Au cours de ces dernières années, après l’expulsion des ordres religieux, nos missions un moment languissantes ont été revivifiées. Elles recueillaient les bannis qui apportaient la sève de l’arbre à ces branches lointaines. Dans le Levant, en Afrique, dans l’extrême Orient, nos grand’gardes ont doublé, elles ont conquis les meilleures positions. Je sais bien qu’il est question d’une loi meurtrière, qui tarirait le recrutement de ces éclaireurs pour reverser dans le rang quelques conscrits médiocres. On se refuse à penser que cette faute puisse être commise. Les expériences du Tonkin et de l’Annam nous ont appris qu’un missionnaire, avec ses néophytes et son école, vaut parfois un régiment en temps de guerre. En temps de paix, il assimile ces peuples mieux que tous les bureaux coloniaux, par la persuasion et souvent par la leçon du martyre. Plus d’un Anamite ou d’un Chinois s’est dit sans doute, en retournant le mot fameux : « J’en crois des témoins que j’égorge. » Et là-bas, qui devient chrétien devient Français.

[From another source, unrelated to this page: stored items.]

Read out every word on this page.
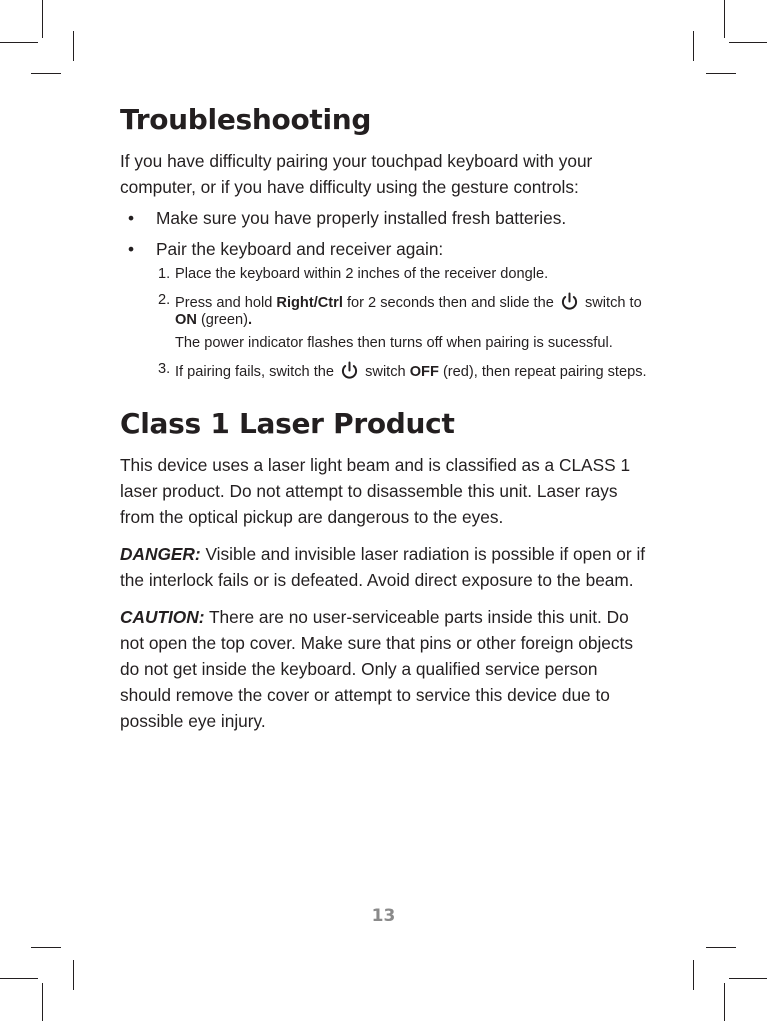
Troubleshooting

If you have difficulty pairing your touchpad keyboard with your computer, or if you have difficulty using the gesture controls:

• Make sure you have properly installed fresh batteries.
• Pair the keyboard and receiver again:
1. Place the keyboard within 2 inches of the receiver dongle.
2. Press and hold Right/Ctrl for 2 seconds then and slide the
switch to ON (green).
The power indicator flashes then turns off when pairing is sucessful.
3. If pairing fails, switch the
switch OFF (red), then repeat pairing steps.
Class 1 Laser Product

This device uses a laser light beam and is classified as a CLASS 1 laser product. Do not attempt to disassemble this unit. Laser rays from the optical pickup are dangerous to the eyes.

DANGER: Visible and invisible laser radiation is possible if open or if the interlock fails or is defeated. Avoid direct exposure to the beam.

CAUTION: There are no user-serviceable parts inside this unit. Do not open the top cover. Make sure that pins or other foreign objects do not get inside the keyboard. Only a qualified service person should remove the cover or attempt to service this device due to possible eye injury.

13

Je n’insiste pas : ici encore j’ai été devancé par un collaborateur d’une haute compétence, qui traçait naguère le tableau de notre situation en Chine, pour arriver à cette conclusion : « La colonie française est infime en Chine, et la majeure partie du commerce, fort important du reste, que nous y faisons, est entre les mains des maisons étrangères. Heureusement nous avons les missionnaires ; si nous ne les avions pas, notre pays ne tiendrait pas en Chine une plus grande place que les puissances européennes de second ordre[1]. »

L’église connaît bien que notre concours lui est indispensable ;

  1. Les Missions catholiques en Chine et le protectorat de la France, dans la Revue du 15 décembre 1886.